Pour General Electric, Clemessy intègre l’électronique des 80 éoliennes du parc offshore de Saint-Nazaire

01.04.2021

Pour General Electric, Clemessy intègre l’électronique des 80 éoliennes du parc offshore de Saint-Nazaire

Le premier parc éolien en mer de France, actuellement en construction à Saint-Nazaire (44), doit être inauguré en 2022 par EDF Renouvelables et Enbridge. Le consortium a confié la construction des génératrices d’électricité des 80 éoliennes à General Electric (GE Renewable Energy) qui a retenu Clemessy pour l’assemblage et les tests des modules de puissance. 

Les modules de puissance (ou e-stack) seront installés dans la partie inférieure des mâts d’éoliennes. Ces 80 blocs électroniques vont permettre de convertir l’électricité produite par les nacelles GE situées en haut des mâts (contenant chacune une génératrice), afin de la faire converger vers la future sous-station offshore du parc éolien. Baptisée S34, la sous-station qui doit abriter deux transformateurs GE est actuellement en construction aux Chantiers de l’Atlantique. Les modules, quant à eux, seront assemblés par les équipes Clemessy de Saint-Nazaire, transportés par barge sur un quai situé à proximité de la zone de stockage, puis intégrés dans un premier fût de 15 m de haut (T1). Une fois assemblés, ils seront transférés vers le site de stockage des éoliennes, dans le port de Saint-Nazaire. 

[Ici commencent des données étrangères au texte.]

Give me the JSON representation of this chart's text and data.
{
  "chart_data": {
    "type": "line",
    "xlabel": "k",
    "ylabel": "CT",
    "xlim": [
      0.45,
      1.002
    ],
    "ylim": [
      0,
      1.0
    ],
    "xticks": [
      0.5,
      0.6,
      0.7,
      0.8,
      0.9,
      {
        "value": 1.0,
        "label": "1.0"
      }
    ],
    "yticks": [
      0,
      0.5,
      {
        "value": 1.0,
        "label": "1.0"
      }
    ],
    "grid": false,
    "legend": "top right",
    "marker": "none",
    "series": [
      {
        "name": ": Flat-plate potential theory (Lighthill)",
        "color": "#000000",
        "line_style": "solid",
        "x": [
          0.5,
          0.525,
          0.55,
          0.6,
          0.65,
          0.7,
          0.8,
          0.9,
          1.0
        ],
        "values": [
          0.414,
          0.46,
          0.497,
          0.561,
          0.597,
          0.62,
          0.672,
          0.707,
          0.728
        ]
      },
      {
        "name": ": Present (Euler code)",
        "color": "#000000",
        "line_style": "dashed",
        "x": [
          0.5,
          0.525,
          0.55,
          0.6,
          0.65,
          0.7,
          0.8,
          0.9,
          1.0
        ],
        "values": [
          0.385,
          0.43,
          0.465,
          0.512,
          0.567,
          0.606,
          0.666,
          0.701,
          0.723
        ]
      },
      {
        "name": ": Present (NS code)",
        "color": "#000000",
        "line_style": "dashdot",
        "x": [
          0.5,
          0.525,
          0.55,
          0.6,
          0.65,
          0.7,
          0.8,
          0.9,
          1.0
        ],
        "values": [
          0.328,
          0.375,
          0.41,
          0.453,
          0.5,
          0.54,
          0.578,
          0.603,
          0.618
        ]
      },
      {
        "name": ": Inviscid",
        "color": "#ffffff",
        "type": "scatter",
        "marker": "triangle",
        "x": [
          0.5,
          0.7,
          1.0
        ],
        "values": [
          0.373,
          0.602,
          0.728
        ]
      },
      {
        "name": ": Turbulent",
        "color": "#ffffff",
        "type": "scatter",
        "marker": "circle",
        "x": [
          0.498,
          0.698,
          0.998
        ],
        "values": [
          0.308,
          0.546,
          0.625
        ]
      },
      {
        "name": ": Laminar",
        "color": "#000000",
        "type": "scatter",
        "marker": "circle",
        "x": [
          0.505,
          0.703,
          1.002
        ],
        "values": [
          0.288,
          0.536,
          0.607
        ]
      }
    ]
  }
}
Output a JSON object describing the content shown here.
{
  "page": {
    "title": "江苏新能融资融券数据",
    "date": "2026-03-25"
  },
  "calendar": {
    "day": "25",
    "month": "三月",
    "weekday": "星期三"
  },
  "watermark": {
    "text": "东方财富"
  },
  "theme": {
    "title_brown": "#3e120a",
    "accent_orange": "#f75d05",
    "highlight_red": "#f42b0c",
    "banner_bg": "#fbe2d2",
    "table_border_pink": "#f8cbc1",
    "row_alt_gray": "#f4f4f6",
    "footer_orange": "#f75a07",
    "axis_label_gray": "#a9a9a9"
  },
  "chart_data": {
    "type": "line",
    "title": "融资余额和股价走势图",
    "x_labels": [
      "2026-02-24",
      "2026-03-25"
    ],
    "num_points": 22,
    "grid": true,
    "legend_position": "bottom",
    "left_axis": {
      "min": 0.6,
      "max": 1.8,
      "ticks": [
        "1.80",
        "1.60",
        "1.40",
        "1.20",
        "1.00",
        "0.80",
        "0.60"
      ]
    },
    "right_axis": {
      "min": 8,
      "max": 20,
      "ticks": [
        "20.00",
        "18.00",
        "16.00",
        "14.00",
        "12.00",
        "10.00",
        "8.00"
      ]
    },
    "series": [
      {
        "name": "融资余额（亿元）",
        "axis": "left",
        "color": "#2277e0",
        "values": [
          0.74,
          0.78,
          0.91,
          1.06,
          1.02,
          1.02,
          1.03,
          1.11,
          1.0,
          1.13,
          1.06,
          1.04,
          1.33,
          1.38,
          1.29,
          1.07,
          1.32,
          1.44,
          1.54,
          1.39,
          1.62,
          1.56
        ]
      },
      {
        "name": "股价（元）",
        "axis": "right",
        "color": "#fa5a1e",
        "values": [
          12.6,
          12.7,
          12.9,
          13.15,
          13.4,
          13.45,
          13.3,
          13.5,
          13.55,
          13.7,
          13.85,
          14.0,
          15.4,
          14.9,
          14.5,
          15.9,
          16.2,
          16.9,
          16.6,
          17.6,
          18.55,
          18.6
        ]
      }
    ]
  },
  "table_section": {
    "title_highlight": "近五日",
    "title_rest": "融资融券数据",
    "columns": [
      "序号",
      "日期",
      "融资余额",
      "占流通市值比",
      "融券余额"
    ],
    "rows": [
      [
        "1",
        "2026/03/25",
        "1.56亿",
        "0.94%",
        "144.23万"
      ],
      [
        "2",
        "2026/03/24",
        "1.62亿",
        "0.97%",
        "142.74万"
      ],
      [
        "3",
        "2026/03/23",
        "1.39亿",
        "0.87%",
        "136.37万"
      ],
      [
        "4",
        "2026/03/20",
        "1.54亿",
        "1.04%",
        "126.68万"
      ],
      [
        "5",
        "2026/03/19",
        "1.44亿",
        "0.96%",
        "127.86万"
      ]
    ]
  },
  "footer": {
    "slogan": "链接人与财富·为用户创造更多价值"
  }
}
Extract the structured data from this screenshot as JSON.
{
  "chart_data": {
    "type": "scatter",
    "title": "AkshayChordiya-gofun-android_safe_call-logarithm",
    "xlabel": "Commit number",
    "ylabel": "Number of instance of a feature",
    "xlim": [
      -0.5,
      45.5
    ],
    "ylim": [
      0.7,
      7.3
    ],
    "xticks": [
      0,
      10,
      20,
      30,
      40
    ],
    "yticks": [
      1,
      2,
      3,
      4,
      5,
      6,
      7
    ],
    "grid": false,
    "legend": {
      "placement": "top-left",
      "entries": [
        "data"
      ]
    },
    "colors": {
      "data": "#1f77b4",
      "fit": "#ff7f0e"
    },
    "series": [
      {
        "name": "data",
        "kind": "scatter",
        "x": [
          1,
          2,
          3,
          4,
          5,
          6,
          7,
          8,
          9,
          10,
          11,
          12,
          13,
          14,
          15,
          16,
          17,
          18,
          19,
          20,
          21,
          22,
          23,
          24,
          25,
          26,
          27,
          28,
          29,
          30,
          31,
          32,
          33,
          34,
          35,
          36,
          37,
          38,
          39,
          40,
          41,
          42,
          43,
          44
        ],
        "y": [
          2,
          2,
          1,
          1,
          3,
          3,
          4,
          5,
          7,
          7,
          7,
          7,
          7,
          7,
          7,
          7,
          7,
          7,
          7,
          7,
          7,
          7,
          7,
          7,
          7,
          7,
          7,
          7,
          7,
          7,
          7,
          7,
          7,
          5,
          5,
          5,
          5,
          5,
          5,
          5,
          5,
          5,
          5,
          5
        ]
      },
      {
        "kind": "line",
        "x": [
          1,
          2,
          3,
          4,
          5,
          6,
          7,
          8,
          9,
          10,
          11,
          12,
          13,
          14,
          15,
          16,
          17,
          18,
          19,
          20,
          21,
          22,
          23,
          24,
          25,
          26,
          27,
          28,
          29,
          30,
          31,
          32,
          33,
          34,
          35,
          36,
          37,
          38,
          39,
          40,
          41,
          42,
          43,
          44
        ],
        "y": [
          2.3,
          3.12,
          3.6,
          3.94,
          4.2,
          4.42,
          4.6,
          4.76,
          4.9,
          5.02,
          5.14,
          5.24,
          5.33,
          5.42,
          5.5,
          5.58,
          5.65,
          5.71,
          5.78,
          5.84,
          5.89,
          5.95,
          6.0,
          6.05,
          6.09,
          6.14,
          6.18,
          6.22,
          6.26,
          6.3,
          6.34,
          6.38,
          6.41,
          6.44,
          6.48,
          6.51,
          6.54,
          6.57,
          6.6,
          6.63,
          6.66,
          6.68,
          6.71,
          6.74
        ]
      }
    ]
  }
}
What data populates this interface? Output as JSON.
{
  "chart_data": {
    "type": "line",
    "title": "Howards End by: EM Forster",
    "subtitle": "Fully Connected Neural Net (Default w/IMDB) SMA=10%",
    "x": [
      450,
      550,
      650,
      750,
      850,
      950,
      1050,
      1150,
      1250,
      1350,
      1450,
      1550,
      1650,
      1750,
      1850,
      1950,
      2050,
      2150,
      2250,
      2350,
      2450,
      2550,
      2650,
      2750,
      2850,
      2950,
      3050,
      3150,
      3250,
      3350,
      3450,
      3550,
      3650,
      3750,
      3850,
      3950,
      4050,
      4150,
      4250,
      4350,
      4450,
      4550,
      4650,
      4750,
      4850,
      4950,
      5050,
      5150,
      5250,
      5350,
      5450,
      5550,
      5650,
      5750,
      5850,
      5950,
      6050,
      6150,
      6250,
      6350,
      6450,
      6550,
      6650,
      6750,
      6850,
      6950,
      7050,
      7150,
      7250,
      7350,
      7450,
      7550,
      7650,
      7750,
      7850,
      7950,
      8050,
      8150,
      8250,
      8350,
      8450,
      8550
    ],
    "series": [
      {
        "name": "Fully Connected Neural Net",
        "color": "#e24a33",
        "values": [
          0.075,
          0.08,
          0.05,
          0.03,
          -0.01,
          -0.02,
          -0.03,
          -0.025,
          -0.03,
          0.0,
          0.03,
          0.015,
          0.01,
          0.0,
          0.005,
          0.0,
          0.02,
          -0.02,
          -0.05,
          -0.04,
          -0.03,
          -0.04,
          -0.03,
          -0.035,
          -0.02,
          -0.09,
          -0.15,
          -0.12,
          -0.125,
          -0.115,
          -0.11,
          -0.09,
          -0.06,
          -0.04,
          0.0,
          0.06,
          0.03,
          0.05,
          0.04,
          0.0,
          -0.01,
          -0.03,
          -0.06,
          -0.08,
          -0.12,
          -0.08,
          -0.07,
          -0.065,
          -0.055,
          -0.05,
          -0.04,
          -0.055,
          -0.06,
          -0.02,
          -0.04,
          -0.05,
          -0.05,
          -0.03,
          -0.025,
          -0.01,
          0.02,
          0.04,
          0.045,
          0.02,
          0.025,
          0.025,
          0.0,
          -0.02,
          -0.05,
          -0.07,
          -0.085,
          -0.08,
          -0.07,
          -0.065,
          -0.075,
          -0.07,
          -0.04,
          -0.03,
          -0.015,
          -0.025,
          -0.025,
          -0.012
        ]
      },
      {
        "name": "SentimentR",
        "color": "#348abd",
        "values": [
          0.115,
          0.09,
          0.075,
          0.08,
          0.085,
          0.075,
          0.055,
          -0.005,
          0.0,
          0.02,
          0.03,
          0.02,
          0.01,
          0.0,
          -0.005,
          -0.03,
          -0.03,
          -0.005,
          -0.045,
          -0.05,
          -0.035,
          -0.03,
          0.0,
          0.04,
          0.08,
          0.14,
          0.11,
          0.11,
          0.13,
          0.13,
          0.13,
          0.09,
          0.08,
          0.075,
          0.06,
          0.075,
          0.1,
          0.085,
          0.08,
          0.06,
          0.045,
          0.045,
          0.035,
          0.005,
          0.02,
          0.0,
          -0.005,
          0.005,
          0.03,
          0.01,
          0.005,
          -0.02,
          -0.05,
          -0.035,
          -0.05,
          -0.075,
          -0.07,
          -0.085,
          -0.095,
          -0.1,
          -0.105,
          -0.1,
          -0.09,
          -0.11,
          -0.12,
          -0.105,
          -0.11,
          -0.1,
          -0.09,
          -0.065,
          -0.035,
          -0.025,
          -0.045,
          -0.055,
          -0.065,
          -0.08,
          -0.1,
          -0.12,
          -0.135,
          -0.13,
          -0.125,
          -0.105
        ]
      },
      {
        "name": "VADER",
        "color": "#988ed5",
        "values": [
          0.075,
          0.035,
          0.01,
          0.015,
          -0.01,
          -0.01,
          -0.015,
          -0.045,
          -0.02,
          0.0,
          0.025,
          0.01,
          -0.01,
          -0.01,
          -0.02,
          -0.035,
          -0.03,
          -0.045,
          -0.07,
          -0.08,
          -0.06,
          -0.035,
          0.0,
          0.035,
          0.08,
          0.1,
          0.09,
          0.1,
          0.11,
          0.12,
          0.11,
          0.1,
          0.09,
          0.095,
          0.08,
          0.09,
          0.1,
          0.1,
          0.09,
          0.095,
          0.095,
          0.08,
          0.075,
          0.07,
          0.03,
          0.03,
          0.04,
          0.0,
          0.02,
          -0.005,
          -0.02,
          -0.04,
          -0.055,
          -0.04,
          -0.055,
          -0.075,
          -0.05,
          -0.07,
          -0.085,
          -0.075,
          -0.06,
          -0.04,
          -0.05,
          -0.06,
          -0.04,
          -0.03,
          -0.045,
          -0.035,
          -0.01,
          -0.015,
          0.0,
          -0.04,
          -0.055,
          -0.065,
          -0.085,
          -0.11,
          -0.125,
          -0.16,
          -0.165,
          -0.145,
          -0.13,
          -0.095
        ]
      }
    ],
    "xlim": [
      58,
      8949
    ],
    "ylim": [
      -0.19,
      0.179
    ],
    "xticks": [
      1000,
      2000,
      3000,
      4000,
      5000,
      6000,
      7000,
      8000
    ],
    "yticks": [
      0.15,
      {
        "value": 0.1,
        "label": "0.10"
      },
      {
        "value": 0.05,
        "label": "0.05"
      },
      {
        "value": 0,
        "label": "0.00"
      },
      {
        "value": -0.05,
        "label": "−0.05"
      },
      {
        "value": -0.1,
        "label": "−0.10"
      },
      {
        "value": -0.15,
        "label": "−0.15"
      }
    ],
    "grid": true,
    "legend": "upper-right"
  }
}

Rappelons que le groupe Eiffage est très présent sur ce chantier : depuis l’atterrage des câbles sur la plage de la Courance à Saint-Nazaire (confié à Eiffage Génie Civil via ETMF), jusqu’au poste de livraison électrique de Prinquiau (fabriqué par Eiffage Énergie Systèmes Transport & Distribution et Eiffage Construction), en passant par le cheminement souterrain des câbles vers le poste de livraison (28 km de chantier réalisé pour le compte de RTE). Nos collègues d’Eiffage Métal font également partie du projet, puisqu’ils sont chargés de construire les fondations monopieux des éoliennes. Espacées d’un kilomètre les unes des autres, ces dernières seront implantées cette année dans une zone située de 12 à 20 km des côtes, au large du Croisic. 

Lorsque le parc sera mis en service, fin 2022, il permettra de produire 20 % de la consommation électrique du département de la Loire Atlantique, soit 480 MW par an.